We have to get our hands dirty, learn about marketing, and make sure our target audience knows about our film and where to find it.

That’s how you make real, sustainable money from this. By taking matters into your own hands.

So please keep all of this in mind when choosing a distribution model for your films. 

If you’re not willing to do that marketing legwork for months and years after your film is completed, going with a traditional distributor makes more sense. 

Just make sure you do your due diligence, because again, many lower end distributors are shady as hell.

However, if you’re willing to put on your marketing hat and do that work consistently, there’s one other option to consider.

Skip the aggregator, build your audience, and sell directly to your fans

Here’s an interesting question for you to consider.

If you’re doing the work to engage people online, and driving them to watch your film, why would you choose Amazon or iTunes as your primary platform in the first place?

Think about it. The reason many of us want to be on these big platforms is the perception that audiences are already there. 

That’s why we gladly put up with iTunes taking 30-40% of our revenue, or Amazon paying 1 cent for every hour streamed, or 40-50% of transactional revenue.

And that’s why we put up with these platforms not sharing any customer information with us.

Because we’re operating on the flawed assumption that, just by being there, way more people will see our films, and we’ll make more money.

As we’ve already talked about, that’s almost never the case. There are obviously a ton of people on those platforms, but they won’t magically come to us. We have to be proactive about getting our film in front of the right people.

So again, if we’re doing the work to generate audience attention, why would we choose these platforms?

Why wouldn’t we save money on aggregation fees, sell from our own website, keep 90-95% of the revenue, and build up our customer database so that we can sell to these fans again?

I don’t know about you, but this seems like a no-brainer decision in favor of the DIY route.

You’re going to be hustling to market your film anyway, so you might as well do everything you can to maximize both short and long term revenue.

So here’s what I’d posit to you.

If you’re already doing the work to market your film, consider skipping this aggregator/platform model altogether, and sell directly to your fans.

All of the technology to do this is accessible and affordable. ( Right now, I recommend Gumroad most highly, but Vimeo On Demand is another option.)

And when you take this path, the energy you pour into marketing will have a much higher ROI.

Not only that, but you’ll build a targeted email list of people who love your work. 

This list is gold, as you can use it to sell past or future films, affiliate offers, or drive people to a Patreon. And that’s just the tip of the iceberg in terms of what you can do to monetize an engaged email list.
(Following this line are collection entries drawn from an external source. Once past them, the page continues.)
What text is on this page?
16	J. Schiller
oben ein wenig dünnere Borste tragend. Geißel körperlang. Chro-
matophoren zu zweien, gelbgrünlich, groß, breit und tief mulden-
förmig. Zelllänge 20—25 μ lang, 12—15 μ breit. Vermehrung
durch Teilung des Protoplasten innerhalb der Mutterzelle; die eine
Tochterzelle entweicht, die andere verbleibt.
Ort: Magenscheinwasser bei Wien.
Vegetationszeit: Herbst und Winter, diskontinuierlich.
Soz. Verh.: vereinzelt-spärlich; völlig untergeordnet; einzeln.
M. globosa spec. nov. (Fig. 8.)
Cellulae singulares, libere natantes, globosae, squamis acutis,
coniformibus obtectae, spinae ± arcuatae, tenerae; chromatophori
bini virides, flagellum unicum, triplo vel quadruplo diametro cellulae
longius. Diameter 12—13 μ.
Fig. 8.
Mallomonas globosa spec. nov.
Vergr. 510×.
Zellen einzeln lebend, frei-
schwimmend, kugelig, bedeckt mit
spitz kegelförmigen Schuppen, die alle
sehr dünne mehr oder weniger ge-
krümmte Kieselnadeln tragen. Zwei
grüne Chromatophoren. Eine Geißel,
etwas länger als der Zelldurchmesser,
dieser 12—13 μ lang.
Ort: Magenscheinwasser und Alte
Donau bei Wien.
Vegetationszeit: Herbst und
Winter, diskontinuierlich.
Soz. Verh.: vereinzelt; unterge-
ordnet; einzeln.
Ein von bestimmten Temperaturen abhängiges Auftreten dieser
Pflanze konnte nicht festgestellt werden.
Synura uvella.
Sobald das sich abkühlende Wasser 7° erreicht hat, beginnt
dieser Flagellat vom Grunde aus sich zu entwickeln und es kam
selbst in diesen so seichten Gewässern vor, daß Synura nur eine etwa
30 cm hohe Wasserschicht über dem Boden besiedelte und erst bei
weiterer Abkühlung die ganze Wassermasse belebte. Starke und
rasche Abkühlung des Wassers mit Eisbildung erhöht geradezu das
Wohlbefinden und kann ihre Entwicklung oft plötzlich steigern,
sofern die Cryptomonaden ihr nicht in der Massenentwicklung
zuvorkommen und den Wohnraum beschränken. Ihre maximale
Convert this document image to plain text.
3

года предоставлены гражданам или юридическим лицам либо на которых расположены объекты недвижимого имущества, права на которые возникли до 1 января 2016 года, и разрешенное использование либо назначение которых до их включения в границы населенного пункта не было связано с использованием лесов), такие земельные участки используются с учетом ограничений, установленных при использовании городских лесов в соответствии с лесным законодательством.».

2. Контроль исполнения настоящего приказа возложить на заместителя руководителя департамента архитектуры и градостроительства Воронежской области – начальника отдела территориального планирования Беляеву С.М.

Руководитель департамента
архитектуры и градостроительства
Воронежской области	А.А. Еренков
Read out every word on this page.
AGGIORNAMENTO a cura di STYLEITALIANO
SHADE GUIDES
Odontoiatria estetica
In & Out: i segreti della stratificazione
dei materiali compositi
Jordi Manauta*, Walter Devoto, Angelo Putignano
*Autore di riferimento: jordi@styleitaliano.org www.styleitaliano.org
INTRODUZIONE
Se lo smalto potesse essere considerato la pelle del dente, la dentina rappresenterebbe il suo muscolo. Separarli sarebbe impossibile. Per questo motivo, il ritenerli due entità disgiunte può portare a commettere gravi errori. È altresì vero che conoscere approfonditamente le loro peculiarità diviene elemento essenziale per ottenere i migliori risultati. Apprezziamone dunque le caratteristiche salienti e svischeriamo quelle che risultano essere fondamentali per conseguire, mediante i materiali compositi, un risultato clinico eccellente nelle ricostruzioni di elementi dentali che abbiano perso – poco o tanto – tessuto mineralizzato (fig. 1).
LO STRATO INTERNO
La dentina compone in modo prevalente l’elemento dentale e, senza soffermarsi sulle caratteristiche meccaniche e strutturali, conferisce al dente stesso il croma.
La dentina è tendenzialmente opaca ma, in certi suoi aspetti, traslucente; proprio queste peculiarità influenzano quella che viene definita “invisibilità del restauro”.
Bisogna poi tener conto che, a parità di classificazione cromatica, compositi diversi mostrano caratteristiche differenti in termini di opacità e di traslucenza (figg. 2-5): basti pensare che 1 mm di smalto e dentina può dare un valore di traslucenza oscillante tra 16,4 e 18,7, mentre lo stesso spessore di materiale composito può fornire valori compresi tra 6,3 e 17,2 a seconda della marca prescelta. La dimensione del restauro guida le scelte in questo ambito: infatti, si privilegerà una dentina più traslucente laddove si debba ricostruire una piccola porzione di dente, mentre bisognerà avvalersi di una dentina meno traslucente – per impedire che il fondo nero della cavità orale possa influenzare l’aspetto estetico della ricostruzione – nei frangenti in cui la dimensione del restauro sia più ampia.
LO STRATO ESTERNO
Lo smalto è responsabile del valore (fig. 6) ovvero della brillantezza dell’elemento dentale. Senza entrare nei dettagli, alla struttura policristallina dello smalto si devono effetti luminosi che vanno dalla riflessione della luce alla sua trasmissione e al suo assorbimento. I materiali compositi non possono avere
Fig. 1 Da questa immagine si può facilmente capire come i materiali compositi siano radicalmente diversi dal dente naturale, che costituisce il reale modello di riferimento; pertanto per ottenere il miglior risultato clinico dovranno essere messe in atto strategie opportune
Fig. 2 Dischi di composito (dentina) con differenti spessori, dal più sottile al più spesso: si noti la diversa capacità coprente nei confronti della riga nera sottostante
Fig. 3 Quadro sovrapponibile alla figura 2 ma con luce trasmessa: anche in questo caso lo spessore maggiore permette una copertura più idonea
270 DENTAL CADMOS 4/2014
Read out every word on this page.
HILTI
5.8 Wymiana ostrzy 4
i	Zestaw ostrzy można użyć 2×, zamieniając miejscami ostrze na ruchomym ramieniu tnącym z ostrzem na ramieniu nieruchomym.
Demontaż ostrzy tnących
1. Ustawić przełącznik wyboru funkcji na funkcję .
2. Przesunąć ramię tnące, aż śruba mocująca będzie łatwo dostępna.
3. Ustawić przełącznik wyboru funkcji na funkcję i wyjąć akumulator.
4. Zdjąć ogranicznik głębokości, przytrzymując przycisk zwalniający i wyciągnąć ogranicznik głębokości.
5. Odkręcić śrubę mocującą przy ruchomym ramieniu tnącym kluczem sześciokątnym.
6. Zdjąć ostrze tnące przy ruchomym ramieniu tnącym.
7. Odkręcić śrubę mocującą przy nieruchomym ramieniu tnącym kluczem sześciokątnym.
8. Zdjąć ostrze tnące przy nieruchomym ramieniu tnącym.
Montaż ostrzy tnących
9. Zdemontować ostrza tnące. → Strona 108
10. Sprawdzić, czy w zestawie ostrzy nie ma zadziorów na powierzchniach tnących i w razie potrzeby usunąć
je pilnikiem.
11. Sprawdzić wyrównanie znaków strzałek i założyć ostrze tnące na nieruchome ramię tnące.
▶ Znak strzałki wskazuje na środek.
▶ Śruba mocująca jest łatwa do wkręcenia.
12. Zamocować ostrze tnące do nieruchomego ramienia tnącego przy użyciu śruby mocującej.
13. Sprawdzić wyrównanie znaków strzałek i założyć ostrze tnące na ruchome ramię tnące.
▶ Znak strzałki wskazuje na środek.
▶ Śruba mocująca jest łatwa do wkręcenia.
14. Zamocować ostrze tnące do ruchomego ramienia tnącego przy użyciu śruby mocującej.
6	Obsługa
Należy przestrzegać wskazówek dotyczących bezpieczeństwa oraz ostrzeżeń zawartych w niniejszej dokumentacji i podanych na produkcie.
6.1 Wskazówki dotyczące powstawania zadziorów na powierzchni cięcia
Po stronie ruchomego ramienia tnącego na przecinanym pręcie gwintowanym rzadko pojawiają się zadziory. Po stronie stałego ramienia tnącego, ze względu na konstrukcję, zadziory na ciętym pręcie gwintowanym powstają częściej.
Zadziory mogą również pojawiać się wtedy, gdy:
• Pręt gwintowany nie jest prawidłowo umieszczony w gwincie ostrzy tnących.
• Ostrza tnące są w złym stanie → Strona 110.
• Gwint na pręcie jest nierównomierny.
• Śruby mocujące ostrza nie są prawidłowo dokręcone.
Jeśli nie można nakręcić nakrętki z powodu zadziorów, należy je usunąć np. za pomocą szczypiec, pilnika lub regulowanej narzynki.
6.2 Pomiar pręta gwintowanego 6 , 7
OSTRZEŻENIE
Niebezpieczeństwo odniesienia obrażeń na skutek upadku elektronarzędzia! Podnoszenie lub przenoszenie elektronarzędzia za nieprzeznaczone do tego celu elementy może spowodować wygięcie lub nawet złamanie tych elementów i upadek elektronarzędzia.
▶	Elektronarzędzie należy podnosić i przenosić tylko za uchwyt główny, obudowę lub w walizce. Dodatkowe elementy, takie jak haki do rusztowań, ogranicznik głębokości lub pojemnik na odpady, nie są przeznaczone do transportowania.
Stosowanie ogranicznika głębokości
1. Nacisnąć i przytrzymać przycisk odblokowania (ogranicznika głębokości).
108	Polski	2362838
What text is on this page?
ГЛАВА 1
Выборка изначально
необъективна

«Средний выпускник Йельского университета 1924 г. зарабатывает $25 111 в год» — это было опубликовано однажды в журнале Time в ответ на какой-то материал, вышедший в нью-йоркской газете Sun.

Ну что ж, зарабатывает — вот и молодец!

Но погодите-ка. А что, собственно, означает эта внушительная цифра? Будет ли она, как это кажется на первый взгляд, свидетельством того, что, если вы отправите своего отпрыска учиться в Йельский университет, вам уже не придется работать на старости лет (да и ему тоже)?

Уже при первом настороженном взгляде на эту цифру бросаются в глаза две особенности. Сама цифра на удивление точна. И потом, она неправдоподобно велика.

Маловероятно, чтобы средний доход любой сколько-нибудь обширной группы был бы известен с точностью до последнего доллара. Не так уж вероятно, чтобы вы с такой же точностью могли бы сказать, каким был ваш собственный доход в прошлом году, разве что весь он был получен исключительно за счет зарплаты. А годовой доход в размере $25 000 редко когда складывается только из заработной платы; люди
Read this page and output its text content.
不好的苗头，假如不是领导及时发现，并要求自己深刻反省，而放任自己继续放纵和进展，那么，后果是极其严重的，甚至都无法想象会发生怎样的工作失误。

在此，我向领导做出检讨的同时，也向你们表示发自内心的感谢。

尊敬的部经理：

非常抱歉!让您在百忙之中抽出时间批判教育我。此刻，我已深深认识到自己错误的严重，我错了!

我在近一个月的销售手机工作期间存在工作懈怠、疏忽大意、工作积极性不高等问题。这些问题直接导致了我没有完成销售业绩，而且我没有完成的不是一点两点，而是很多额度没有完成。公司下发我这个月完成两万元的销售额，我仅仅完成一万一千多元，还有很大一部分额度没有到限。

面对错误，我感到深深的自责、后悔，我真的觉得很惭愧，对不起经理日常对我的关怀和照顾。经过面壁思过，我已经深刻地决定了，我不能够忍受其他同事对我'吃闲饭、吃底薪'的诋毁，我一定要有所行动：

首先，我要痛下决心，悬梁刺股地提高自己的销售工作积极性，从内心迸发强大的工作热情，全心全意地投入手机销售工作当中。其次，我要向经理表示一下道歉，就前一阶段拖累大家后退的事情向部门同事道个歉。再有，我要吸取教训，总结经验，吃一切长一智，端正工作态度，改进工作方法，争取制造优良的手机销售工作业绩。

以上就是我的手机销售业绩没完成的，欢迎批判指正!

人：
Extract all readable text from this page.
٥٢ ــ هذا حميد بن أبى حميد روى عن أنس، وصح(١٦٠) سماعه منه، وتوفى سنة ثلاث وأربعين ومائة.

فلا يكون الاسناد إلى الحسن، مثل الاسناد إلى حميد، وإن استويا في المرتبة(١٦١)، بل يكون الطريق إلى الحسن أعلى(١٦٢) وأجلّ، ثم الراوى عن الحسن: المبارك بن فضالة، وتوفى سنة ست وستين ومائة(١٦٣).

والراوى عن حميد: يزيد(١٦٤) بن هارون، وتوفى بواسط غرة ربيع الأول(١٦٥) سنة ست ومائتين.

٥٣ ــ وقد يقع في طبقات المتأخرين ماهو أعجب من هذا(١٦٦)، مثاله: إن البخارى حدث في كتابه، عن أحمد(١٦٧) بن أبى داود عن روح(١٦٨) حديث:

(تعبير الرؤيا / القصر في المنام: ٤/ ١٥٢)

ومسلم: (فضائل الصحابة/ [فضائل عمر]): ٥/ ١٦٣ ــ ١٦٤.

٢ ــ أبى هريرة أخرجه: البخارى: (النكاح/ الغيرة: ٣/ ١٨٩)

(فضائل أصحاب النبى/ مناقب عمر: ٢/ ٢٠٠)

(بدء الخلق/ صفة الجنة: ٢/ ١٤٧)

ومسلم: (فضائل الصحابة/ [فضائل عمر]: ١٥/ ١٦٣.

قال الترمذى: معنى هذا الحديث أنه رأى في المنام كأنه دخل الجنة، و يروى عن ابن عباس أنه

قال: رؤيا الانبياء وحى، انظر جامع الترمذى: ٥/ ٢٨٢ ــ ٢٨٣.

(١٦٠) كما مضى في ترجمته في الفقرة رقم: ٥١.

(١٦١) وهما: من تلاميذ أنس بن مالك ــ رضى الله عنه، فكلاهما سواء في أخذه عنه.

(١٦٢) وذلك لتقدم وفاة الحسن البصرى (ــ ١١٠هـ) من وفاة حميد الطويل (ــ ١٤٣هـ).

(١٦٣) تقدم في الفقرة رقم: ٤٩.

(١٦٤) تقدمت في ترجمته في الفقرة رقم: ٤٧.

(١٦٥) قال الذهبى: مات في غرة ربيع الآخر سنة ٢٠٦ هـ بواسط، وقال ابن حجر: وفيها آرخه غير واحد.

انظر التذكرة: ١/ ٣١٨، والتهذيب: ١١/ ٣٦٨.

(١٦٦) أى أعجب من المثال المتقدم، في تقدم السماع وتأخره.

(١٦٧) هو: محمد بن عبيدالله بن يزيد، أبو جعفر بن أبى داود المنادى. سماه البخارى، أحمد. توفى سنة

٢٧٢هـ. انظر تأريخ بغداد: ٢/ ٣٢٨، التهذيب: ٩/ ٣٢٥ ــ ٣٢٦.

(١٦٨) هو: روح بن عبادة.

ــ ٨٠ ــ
Granted, you may eventually want to take your film to major streaming platforms to widen your reach. But to my mind, that’s something that comes well after you’ve tapped out the audience you can reach yourself.

Again, I don’t know about you, but as someone who cares about maximizing revenue from what I make, I’ll take the DIY option any day of the week.

One final thought about sustainability and risk

Before we wrap this up, there’s one last thought I want to leave you with.

Any time you put additional people, companies, or platforms between you and your film’s revenue, you’re taking on risk.

As we saw with the Distribber situation, if one of those intermediaries goes out of business—or decides to pull some shady crap—you’re out of luck.

Granted, Distribber appears to have been horribly mismanaged. So it’s not like any aggregator or distributor you work with will inevitably die.

But still, that risk is always there. 

And for those of us trying to build a sustainable, long-term business around our films, that’s a risk we need to weigh carefully.

This is another reason I’m such a fan of building audiences and selling directly to your fans.

When you take the DIY approach, it’s certainly more work. No doubt.

But at the same time, it’s safer and more sustainable over the long run, not to mention more profitable.

And for me, I’ll gladly go the additional mile for that kind security.